Department of Cardiology and Nephrology, Mie University Graduate School of Medicine, Tsu, Japan.
Department of Cardiology and Nephrology, Mie University Graduate School of Medicine, Tsu, Japan.
JACC Cardiovasc Imaging. 2018 Jan;11(1):48-59. doi: 10.1016/j.jcmg.2017.04.006. Epub 2017 Jun 14.
The purpose of this study was to examine the histological correlation of native myocardial T1 and extracellular volume fraction (ECV) measurement at 3-T for the assessment of diffuse pathological changes in the myocardial tissue, including myocardial fibrosis and extracellular space in dilated cardiomyopathy (DCM).
Cardiac magnetic resonance T1 techniques allow the quantification of diffuse myocardial fibrosis. However, there are no definitive head-to-head studies of native T1 versus ECV for the detection, quantification, and characterization of pathological changes in the myocardial tissue in DCM by using histological samples for confirmation.
A total of 36 subjects with DCM (31 men, mean age 56 ± 16 years) underwent pre- and post-contrast T1 mapping as well as late gadolinium enhancement (LGE) cardiac magnetic resonance at 3-T. Biopsy samples were used for the quantification of collagen volume fraction using picrosirius red staining and an extracellular space component from hematoxylin and eosin-stained myocardium.

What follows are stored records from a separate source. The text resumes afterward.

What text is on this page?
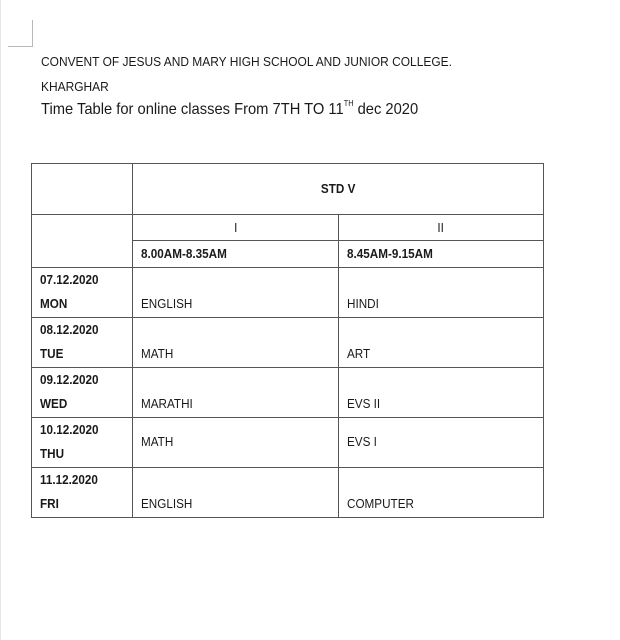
CONVENT OF JESUS AND MARY HIGH SCHOOL AND JUNIOR COLLEGE.
KHARGHAR
Time Table for online classes From 7TH TO 11TH dec 2020
	STD V	
	I	II
	8.00AM-8.35AM	8.45AM-9.15AM

07.12.2020
MON	ENGLISH	HINDI

08.12.2020
TUE	MATH	ART

09.12.2020
WED	MARATHI	EVS II

10.12.2020
THU	MATH	EVS I

11.12.2020
FRI	ENGLISH	COMPUTER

Nonischemic LGE was observed in 14 of 36 patients. Although patients with LGE had significantly greater biopsy-proven collagen volume fraction than those without LGE (21 ± 12% vs. 11 ± 8%; p < 0.01), there was substantial overlap of collagen volume fraction values between patients with and without LGE. Both native T1 value and ECV were similarly and significantly associated with biopsy-proven collagen volume fraction (r = 0.77 and r = 0.66, respectively; p < 0.05). Furthermore, ECV had a strong correlation with the biopsy-proven extracellular space component (r = 0.86), whereas native T1 had only a moderate correlation (r = 0.55). Interobserver and intraobserver reproducibility for native T1 and ECV were 0.89, 0.95, 0.96, and 0.98, respectively.
Native T1 exhibited comparable ability as ECV measurement in the detection and quantification of histological collagen volume fraction, with high reproducibility, and therefore diffuse myocardial fibrosis in DCM may be reliably assessed by native T1 mapping without the administration of gadolinium contrast agent. In addition, cardiac magnetic resonance-derived ECV showed excellent agreement with histological extracellular space.
本研究旨在探讨 3T 时心肌的 T1 值和细胞外容积分数(ECV)与原发性心肌组织病变的组织学相关性,包括扩张型心肌病(DCM)中的心肌纤维化和细胞外间隙。
心脏磁共振 T1 技术可定量评估弥漫性心肌纤维化。然而,尚无关于 T1 值与 ECV 在使用组织学样本进行确认的情况下,用于检测、量化和描述 DCM 心肌组织病理性改变的头对头研究。
共 36 例 DCM 患者(31 名男性,平均年龄 56±16 岁)在 3T 上进行了对比前和对比后的 T1 映射以及钆延迟增强(LGE)心脏磁共振检查。使用天狼星红染色对活检样本进行胶原容积分数的定量,并使用苏木精和伊红染色的心肌对细胞外空间成分进行定量。
14 例患者存在非缺血性 LGE。尽管 LGE 患者的活检证实胶原容积分数明显高于无 LGE 患者(21±12%比 11±8%;p<0.01),但 LGE 患者和无 LGE 患者的胶原容积分数值存在显著重叠。心肌 T1 值和 ECV 均与活检证实的胶原容积分数显著相关(r=0.77 和 r=0.66;p<0.05)。此外,ECV 与活检证实的细胞外空间成分具有很强的相关性(r=0.86),而心肌 T1 值仅具有中度相关性(r=0.55)。心肌 T1 值和 ECV 的观察者内和观察者间重复性分别为 0.89、0.95、0.96 和 0.98。
心肌 T1 值与 ECV 测量在检测和量化组织学胶原容积分数方面具有相当的能力,具有较高的可重复性,因此无需使用钆对比剂即可通过心肌 T1 映射可靠地评估 DCM 中的弥漫性心肌纤维化。此外,心脏磁共振衍生的 ECV 与组织学细胞外空间具有极好的一致性。